People who appeared as panelists or performing guests included Herman Levin, Isabel Bigley, Binnie Barnes, John Cecil Holm, Cornelia Otis Skinner, Wendy Barrie, William Gaxton, Joe E. Brown, Lanny Ross, Constance Bennett, and John Gassner.

== Production ==
G. E. Guest House was broadcast live on Sundays from 9 to 10 p.m. Eastern Time, replacing Fred Waring's show. The sponsor was General Electric. Young & Rubicam packaged the program. An article in the trade publication Billboard in early August 1951 noted that lack of success of Guest House and two other shows put together by that agency might lead to its exit from packaging TV shows entirely.

==Critical response==
Sam F. Lucchese, writing in The Atlanta Journal, said that Levant's performance in the premiere episode was so objectionable that Lucchese chose not to watch the second one.
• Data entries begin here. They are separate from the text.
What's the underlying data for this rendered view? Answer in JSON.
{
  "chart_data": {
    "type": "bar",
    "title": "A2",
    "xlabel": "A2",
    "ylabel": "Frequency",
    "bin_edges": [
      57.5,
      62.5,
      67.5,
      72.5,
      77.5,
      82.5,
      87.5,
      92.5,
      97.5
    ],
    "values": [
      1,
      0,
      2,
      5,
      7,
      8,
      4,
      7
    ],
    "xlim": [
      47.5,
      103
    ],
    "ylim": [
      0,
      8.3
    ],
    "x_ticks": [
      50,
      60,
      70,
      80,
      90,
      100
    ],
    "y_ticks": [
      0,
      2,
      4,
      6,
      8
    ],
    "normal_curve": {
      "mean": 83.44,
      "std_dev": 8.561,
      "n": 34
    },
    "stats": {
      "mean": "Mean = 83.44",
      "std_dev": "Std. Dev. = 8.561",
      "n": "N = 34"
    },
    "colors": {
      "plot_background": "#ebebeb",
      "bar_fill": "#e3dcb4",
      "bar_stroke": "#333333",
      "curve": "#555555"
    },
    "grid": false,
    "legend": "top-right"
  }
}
He wrote, "Levant's supercilious attitude and his snide remarks to fellow performers on his program left a bad taste after an otherwise good show." He also quoted another viewer who said that Levant "made himself so obnoxious" that the viewer was tempted to get rid of any of the sponsor's products that he owned.

Media critic John Crosby described G. E. Guest House as one of several "pretty darned good quiz shows" in the summer of 1951. He called the program "an ingenious operation, strongly bolstered by straight entertainment" and wrote that the quiz and entertainment aspects were sometimes supplemented by "some pretty amazing displays of temperament between the guests".

Larry Wolters wrote in the Chicago Tribune that the program "set a new high in contrived banter, labored humor, and mechanical informality." He commented on Levant's rudeness and wrote of the show, "All in all it was a sort of variety hodge-podge — and an interminable one."

Jack O'Brian's review of the premiere episode for the International News Service noted Levant's "orneriness" and called the episode "a mishmash of melody, many questions, some answers, and a great deal of short temper which bore the clear markings of labored preparation and rehearsal." Still, he described the show as "better than fair fun".